I haven’t admitted
to my tree fetish before, so here goes.
If you are sitting in a wooden chair, then slip out so that I can admire
the style and examine the wood. I am
probably the only person you know with a book on trees that explains which tree
is used for what. Once Gary and I went
to Portland for a weekend. We made the mistake of wandering into an antique
store and sitting in two of the most comfortable wooden office chairs ever
made. We bought the chairs, but then couldn’t
afford the hotel expense and had to drive back home in the wee hours of the night.
Over the past week
I have been driving through the foothills of California. The oak trees dotting the hills keep me
slowing down for a better view. One
evening I passed the best tree yet high on a hill, outlined by the setting sunlight. A professional photographer was just setting
up. I decided not to disturb him. This is his livelihood. But I do love those trees.
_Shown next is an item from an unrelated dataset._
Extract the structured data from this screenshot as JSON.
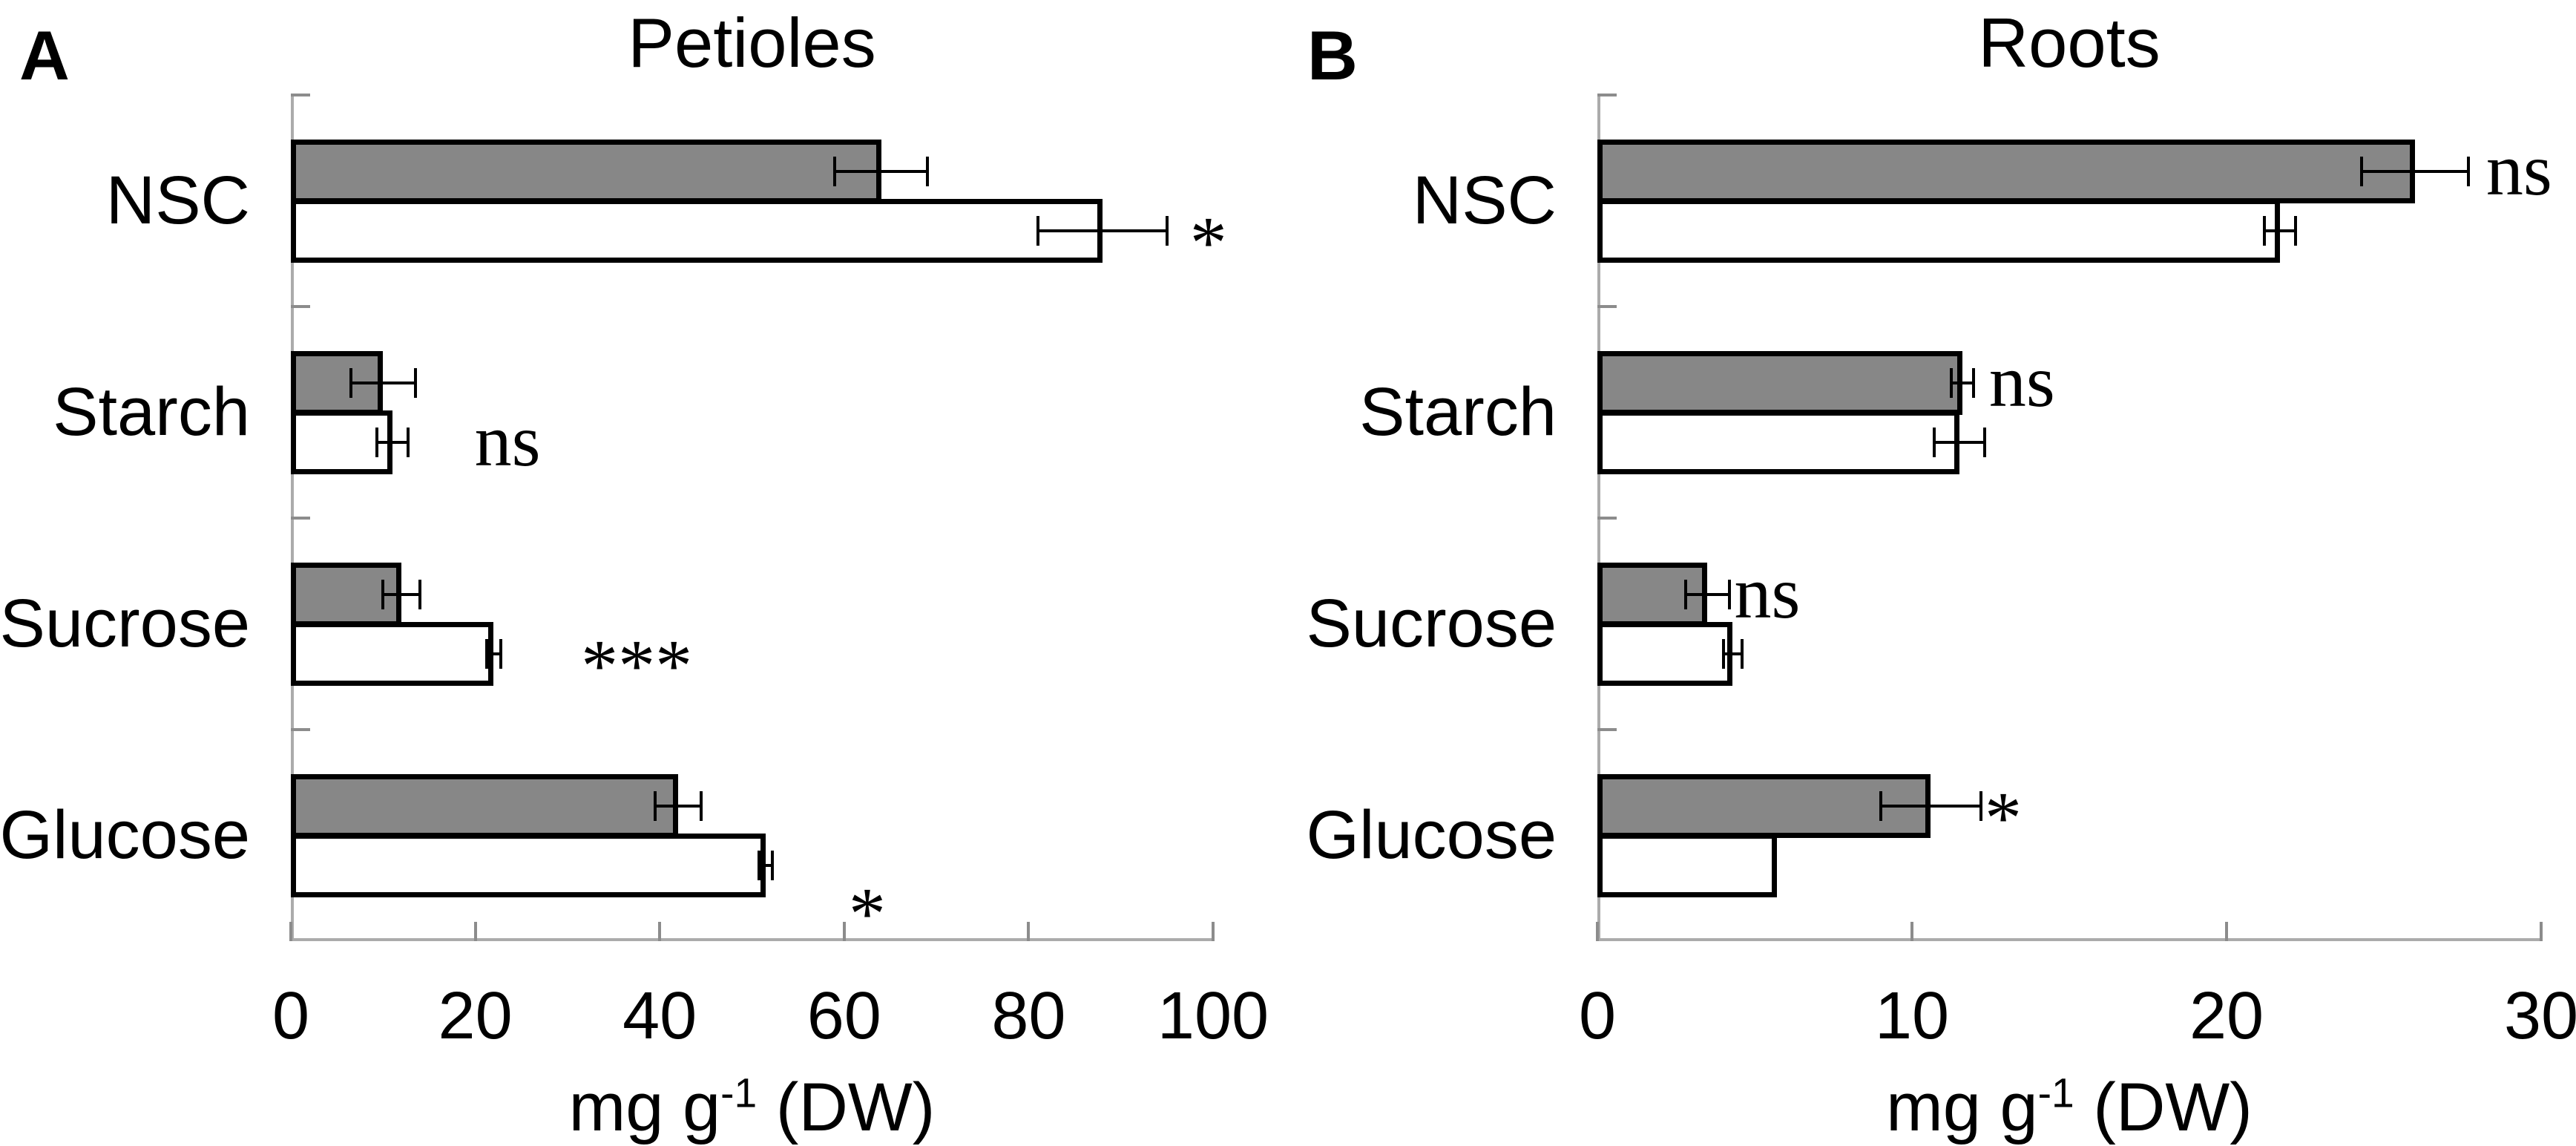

They remind me of being a child and riding
down from Reno to go to baseball games in San Francisco. The joy of the trip was coming through the
fog and into the golden foothills marked by oaks.
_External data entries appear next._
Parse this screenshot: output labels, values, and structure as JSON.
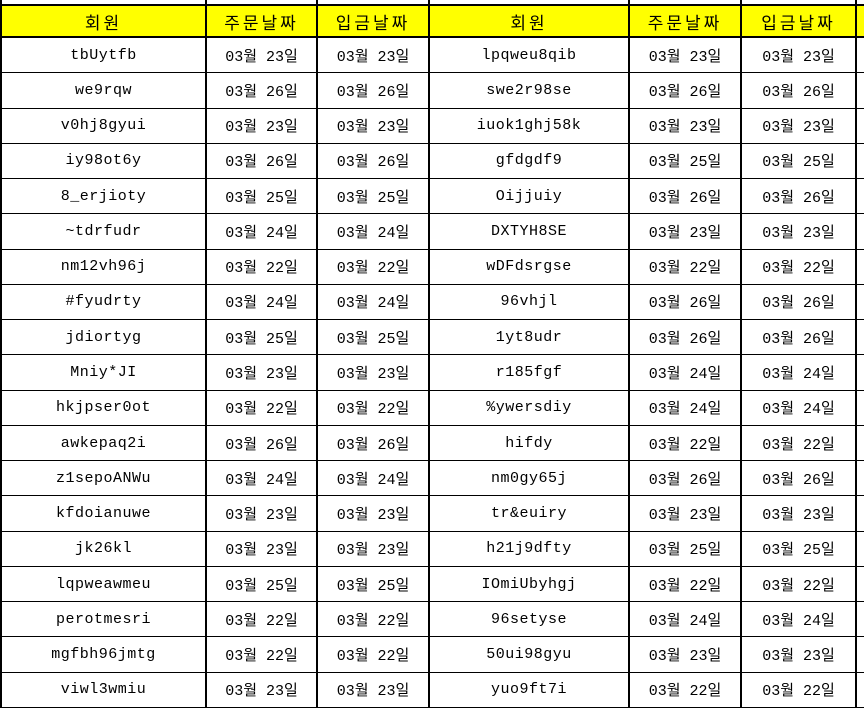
{
  "table": {
    "columns": [
      "회원",
      "주문날짜",
      "입금날짜",
      "회원",
      "주문날짜",
      "입금날짜"
    ],
    "rows": [
      [
        "tbUytfb",
        "03월 23일",
        "03월 23일",
        "lpqweu8qib",
        "03월 23일",
        "03월 23일"
      ],
      [
        "we9rqw",
        "03월 26일",
        "03월 26일",
        "swe2r98se",
        "03월 26일",
        "03월 26일"
      ],
      [
        "v0hj8gyui",
        "03월 23일",
        "03월 23일",
        "iuok1ghj58k",
        "03월 23일",
        "03월 23일"
      ],
      [
        "iy98ot6y",
        "03월 26일",
        "03월 26일",
        "gfdgdf9",
        "03월 25일",
        "03월 25일"
      ],
      [
        "8_erjioty",
        "03월 25일",
        "03월 25일",
        "Oijjuiy",
        "03월 26일",
        "03월 26일"
      ],
      [
        "~tdrfudr",
        "03월 24일",
        "03월 24일",
        "DXTYH8SE",
        "03월 23일",
        "03월 23일"
      ],
      [
        "nm12vh96j",
        "03월 22일",
        "03월 22일",
        "wDFdsrgse",
        "03월 22일",
        "03월 22일"
      ],
      [
        "#fyudrty",
        "03월 24일",
        "03월 24일",
        "96vhjl",
        "03월 26일",
        "03월 26일"
      ],
      [
        "jdiortyg",
        "03월 25일",
        "03월 25일",
        "1yt8udr",
        "03월 26일",
        "03월 26일"
      ],
      [
        "Mniy*JI",
        "03월 23일",
        "03월 23일",
        "r185fgf",
        "03월 24일",
        "03월 24일"
      ],
      [
        "hkjpser0ot",
        "03월 22일",
        "03월 22일",
        "%ywersdiy",
        "03월 24일",
        "03월 24일"
      ],
      [
        "awkepaq2i",
        "03월 26일",
        "03월 26일",
        "hifdy",
        "03월 22일",
        "03월 22일"
      ],
      [
        "z1sepoANWu",
        "03월 24일",
        "03월 24일",
        "nm0gy65j",
        "03월 26일",
        "03월 26일"
      ],
      [
        "kfdoianuwe",
        "03월 23일",
        "03월 23일",
        "tr&euiry",
        "03월 23일",
        "03월 23일"
      ],
      [
        "jk26kl",
        "03월 23일",
        "03월 23일",
        "h21j9dfty",
        "03월 25일",
        "03월 25일"
      ],
      [
        "lqpweawmeu",
        "03월 25일",
        "03월 25일",
        "IOmiUbyhgj",
        "03월 22일",
        "03월 22일"
      ],
      [
        "perotmesri",
        "03월 22일",
        "03월 22일",
        "96setyse",
        "03월 24일",
        "03월 24일"
      ],
      [
        "mgfbh96jmtg",
        "03월 22일",
        "03월 22일",
        "50ui98gyu",
        "03월 23일",
        "03월 23일"
      ],
      [
        "viwl3wmiu",
        "03월 23일",
        "03월 23일",
        "yuo9ft7i",
        "03월 22일",
        "03월 22일"
      ]
    ]
  },
  "colors": {
    "header_bg": "#ffff00",
    "grid_border": "#000000",
    "text": "#000000",
    "cell_bg": "#ffffff"
  }
}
The redwood trees loom. Some of you may know Ursula
LeGuin’s story on trees, the story told in the voice of an old tree by a
highway. The tree explains that as a
sapling he needed to learn to loom when approached by a rabbit in that jumpy
manner of rabbits. As the rabbit
disappeared the tree had to reverse his looming. The tree mastered looming for humans walking,
buggies, Model-T’s and eventually big-powered fast cars. I love the thought that the redwoods loom for
me.
I am sitting in the middle of a grove of them
right now. Looking up they startle me
with their girth. I’ve woken up late the
last two mornings. After the first feeling
of having wasted time, I look around and find myself being pleased. My time is mine to waste, what better place
to be wasting it than here. Pup too looks up and all around when she wakes up in the woods.
Today pup and I
walked about five miles or so up a hill through a continuous stand of old
growth. The silence was almost
unbroken. Once I heard a single bird,
then one small trickle of water and eventually one car. Woods call attention to sound. When I am at home lying in the hammock
looking up through the leaves of the walnut trees, I listen for the wind and
the stream.
Here in the redwoods the ubiquitous redwood slice is in almost every visitor’s center. The counting of its concentric circles delineates its age. I have been thinking about those rings.
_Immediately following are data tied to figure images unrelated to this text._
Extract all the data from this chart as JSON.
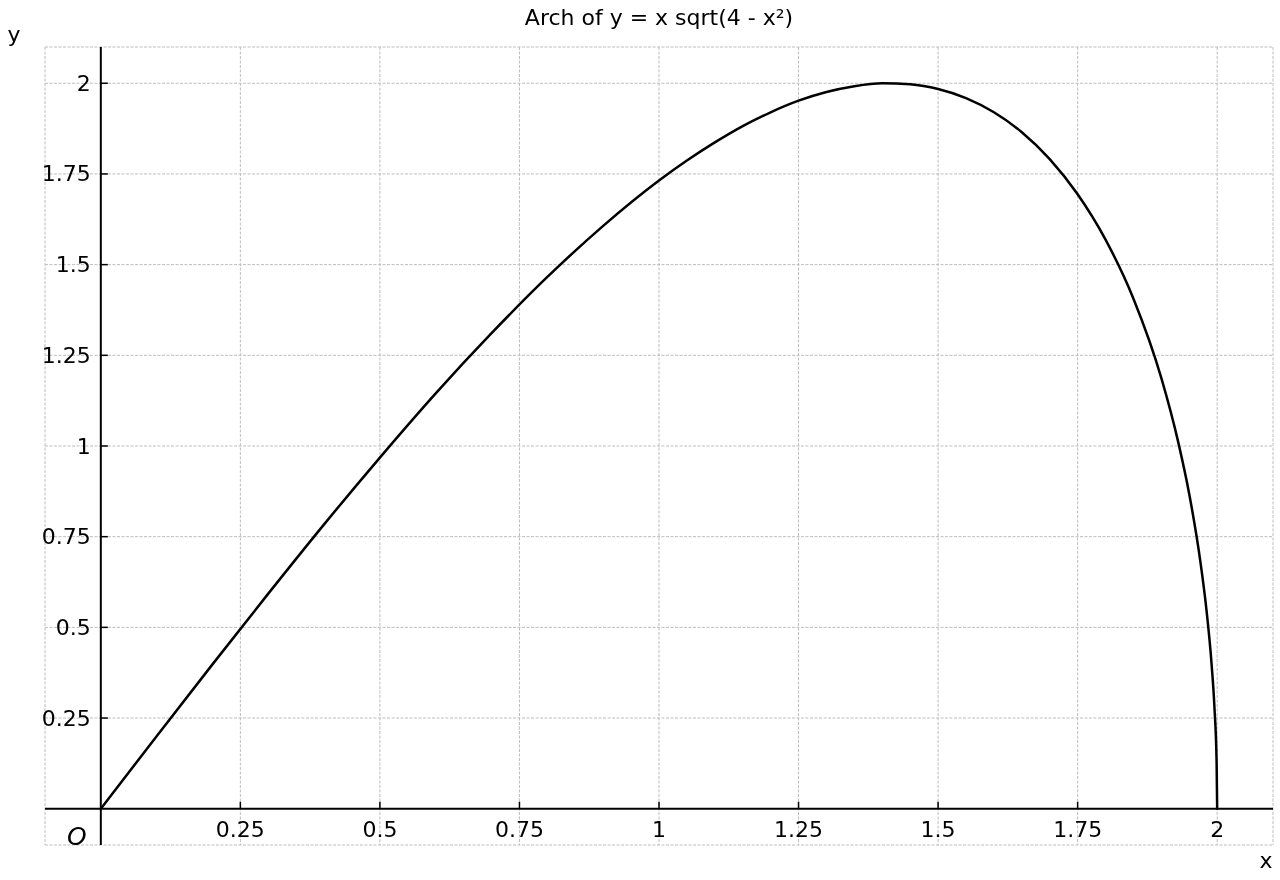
{
  "chart_data": {
    "type": "line",
    "title": "Arch of y = x sqrt(4 - x²)",
    "xlabel": "x",
    "ylabel": "y",
    "x": [
      0,
      0.1,
      0.2,
      0.3,
      0.4,
      0.5,
      0.6,
      0.7,
      0.8,
      0.9,
      1.0,
      1.05,
      1.1,
      1.15,
      1.2,
      1.25,
      1.3,
      1.35,
      1.4,
      1.45,
      1.5,
      1.55,
      1.6,
      1.65,
      1.7,
      1.75,
      1.8,
      1.85,
      1.9,
      1.93,
      1.95,
      1.97,
      1.98,
      1.99,
      1.995,
      1.999,
      2.0
    ],
    "values": [
      0,
      0.2,
      0.398,
      0.593,
      0.784,
      0.968,
      1.145,
      1.311,
      1.466,
      1.607,
      1.732,
      1.787,
      1.837,
      1.882,
      1.92,
      1.952,
      1.976,
      1.992,
      2.0,
      1.997,
      1.984,
      1.959,
      1.92,
      1.865,
      1.791,
      1.694,
      1.569,
      1.406,
      1.187,
      1.012,
      0.867,
      0.68,
      0.559,
      0.398,
      0.282,
      0.126,
      0
    ],
    "color": "#000000",
    "xlim": [
      -0.1,
      2.1
    ],
    "ylim": [
      -0.1,
      2.1
    ],
    "xticks": [
      0.25,
      0.5,
      0.75,
      1,
      1.25,
      1.5,
      1.75,
      2
    ],
    "yticks": [
      0.25,
      0.5,
      0.75,
      1,
      1.25,
      1.5,
      1.75,
      2
    ],
    "grid": true,
    "annotations": [
      {
        "text": "O",
        "x": 0,
        "y": 0
      }
    ]
  }
}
The spaces between the rings that are the widest apart are the ones that indicate
a good year with many rains. In humans I
think that it is in an odd way the same.
A year of stormy grief may bring the greatest spiritual
growth by watering the soul and challenging the individual to become more compassionate and
thoughtful. The tree may be
feeling the weight of the extra water in its branches and may struggle to hold them up. Humans may be feeling the weight of their burdens. Yet both in the end are
stronger and sturdier.
This will be a ring of a year of expansion and reflection - pretty full of both for you!